Picking tasks in a time budget

Problem

Input: sequence of tasks $t_1,t_2,\dots ,t_n$ where a $t_i\in {\mathbb{R}}_{\ge 0}$ represents the amount of time it takes to complete it. We also have a time budget $T$.

Output: maximize the number of tasks completed within time $T$.

Just like DP, we are able to consider the solution space, objective function, and constraint.

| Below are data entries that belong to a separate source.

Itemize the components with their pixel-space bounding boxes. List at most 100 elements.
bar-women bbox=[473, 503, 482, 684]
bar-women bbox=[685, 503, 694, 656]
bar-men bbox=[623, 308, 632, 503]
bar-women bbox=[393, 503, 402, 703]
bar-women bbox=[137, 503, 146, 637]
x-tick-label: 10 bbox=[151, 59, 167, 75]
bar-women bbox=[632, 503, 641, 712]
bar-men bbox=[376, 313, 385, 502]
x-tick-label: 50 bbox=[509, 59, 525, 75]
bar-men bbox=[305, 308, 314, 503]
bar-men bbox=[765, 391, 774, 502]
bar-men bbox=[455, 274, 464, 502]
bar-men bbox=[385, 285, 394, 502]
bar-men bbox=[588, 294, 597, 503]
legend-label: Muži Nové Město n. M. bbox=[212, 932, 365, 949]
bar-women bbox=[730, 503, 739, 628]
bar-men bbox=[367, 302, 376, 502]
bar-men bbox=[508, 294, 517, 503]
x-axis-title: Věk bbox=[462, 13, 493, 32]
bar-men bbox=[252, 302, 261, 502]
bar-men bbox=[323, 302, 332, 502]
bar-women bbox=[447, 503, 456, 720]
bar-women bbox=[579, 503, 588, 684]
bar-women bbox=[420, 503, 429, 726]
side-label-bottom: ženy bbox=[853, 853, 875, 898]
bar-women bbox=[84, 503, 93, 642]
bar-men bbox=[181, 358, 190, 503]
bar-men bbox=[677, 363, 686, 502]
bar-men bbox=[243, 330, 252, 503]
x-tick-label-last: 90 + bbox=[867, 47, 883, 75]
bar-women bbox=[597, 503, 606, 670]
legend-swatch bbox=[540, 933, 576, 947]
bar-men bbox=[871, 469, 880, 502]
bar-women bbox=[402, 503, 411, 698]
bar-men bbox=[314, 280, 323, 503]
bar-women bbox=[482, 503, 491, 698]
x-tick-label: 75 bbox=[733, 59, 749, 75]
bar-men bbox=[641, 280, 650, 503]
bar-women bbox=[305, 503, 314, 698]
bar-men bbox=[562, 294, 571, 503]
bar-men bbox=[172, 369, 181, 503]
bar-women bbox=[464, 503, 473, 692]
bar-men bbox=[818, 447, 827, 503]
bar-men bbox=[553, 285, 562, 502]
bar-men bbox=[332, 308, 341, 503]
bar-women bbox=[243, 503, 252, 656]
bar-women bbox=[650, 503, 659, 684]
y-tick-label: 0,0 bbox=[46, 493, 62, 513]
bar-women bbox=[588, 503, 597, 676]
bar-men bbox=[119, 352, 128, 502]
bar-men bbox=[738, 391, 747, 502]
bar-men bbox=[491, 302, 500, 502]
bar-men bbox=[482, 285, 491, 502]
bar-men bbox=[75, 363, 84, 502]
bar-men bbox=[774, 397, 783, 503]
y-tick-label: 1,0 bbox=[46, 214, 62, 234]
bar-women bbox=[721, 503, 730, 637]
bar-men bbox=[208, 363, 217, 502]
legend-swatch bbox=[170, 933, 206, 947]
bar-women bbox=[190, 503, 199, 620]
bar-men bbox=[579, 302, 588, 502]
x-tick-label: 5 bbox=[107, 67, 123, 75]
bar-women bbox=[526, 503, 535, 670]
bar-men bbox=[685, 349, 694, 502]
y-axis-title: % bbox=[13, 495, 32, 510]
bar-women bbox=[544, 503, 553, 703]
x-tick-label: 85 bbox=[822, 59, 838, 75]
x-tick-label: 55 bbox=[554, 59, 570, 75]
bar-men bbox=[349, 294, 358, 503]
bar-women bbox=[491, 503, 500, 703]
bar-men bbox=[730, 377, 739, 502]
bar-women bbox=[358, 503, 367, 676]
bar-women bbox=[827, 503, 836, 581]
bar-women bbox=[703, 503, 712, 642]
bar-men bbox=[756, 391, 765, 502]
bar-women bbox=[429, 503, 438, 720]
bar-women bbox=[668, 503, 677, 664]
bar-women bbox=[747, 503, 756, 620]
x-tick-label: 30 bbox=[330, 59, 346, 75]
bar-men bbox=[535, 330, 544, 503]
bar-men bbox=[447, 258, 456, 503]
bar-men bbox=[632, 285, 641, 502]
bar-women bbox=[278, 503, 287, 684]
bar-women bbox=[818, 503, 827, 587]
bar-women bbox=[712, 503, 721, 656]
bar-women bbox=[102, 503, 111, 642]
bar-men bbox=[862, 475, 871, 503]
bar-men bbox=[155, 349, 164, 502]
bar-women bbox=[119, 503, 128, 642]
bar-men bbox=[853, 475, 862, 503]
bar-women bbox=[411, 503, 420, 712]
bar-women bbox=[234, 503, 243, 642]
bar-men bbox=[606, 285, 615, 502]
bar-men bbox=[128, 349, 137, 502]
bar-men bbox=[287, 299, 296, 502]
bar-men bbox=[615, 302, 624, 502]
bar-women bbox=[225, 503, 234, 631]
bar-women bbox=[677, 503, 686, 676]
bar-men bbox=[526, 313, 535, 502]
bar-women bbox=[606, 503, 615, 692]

• Solution space: all possible sets of tasks.
• Objective function: a function $f$ such that given a set $S$ of tasks, $f(s)=|S|$. We want to maximize $f$.
• Constraint: given the set of tasks $S$, it must be true that ${\sum }_{t\in S}t\le T$.

Algorithm

Sort the tasks by time it takes to complete it. Pick the shortest time task until we hit our time budget.

Proof of correctness

We sort tasks in increasing length such that $t_1\le t_2\le \cdots \le t_n$. Then, up until a task $t_m$, we can say that the total time taken must be $T_{t_m}$, which must be less than $T$.

Let $G$ be the solution from our greedy algorithm, which consists of tasks $t_1,t_2,\dots ,t_m,t_{m+1},\dots$. In addition, we assume there exists another optimal solution $\text{OPT}$ such that it contains $t_1,t_2,\dots ,t_k,t_{k+1},\dots$

It is convenient for us that we can sort the tasks by time. Then we can say the first $k$ tasks we choose, but really we can say that there exists any $k$ decisions in $\text{OPT}$ that is the same as in $G$. This makes proving our algorithm harder, though.

Lemma

Assume for induction that $\text{OPT}$ contains $t_1,t_2,\dots ,t_k$ from $G$ where $k\le m$. This is our induction hypothesis. We want to prove that there exists a new ${\text{OPT}}^{\prime }$ such that it is

1. feasible (this means we’re still within our constraints)
2. $|\text{OPT}|=|{\text{OPT}}^{\prime }|$
3. ${\text{OPT}}^{\prime }$ contains $t_1,t_2,\dots ,t_k$ as well as $t_{k+1}$.

We want to show how to construct ${\text{OPT}}^{\prime }$ from $\text{OPT}$. This is an Exchange argument.

Case 1

$\text{OPT}$ contains $t_{k+1}$. Then we’re already done, and let ${\text{OPT}}^{\prime }=\text{OPT}$.

Case 2

$\text{OPT}$ does not contain $t_{k+1}$ but $G$ does. This implies that $\text{OPT}$ chose some $t_{\ast }$ that comes after $t_{k+1}$ instead of it. This is because we’ve sorted our tasks in order of time. It also implies $t_{\ast }>t_{k+1}$ (takes more time to complete).

Then, let’s construct a new ${\text{OPT}}^{\prime }$ such that ${\text{OPT}}^{\prime }=\text{OPT}-t_{\ast }\cup \{t_{k+1}\}$.

1. The solution is still feasible, because we’ve shown above that $t_{\ast }>t_{k+1}$. If anything, we just gained some time budget back.
2. We exchange one task for another, so the number of tasks remains the same.
3. Now, ${\text{OPT}}^{\prime }$ contains tasks $[\mathrm{1..}k]$ in addition to $k+1$.

By induction, this implies our greedy algorithm is correct and optimal, because we can keep exchanging tasks and building new ${\text{OPT}}^{\prime }$s until we build an ${\text{OPT}}^{\prime }$ such that $G={\text{OPT}}^{\prime }$.

Runtime

Sorting takes $O(n\log n)$ because of the Lower bound for comparison-based sorting algorithms. Iterating through the sorted tasks takes at most $O(n)$. Therefore, total runtime is dominated by our sorting.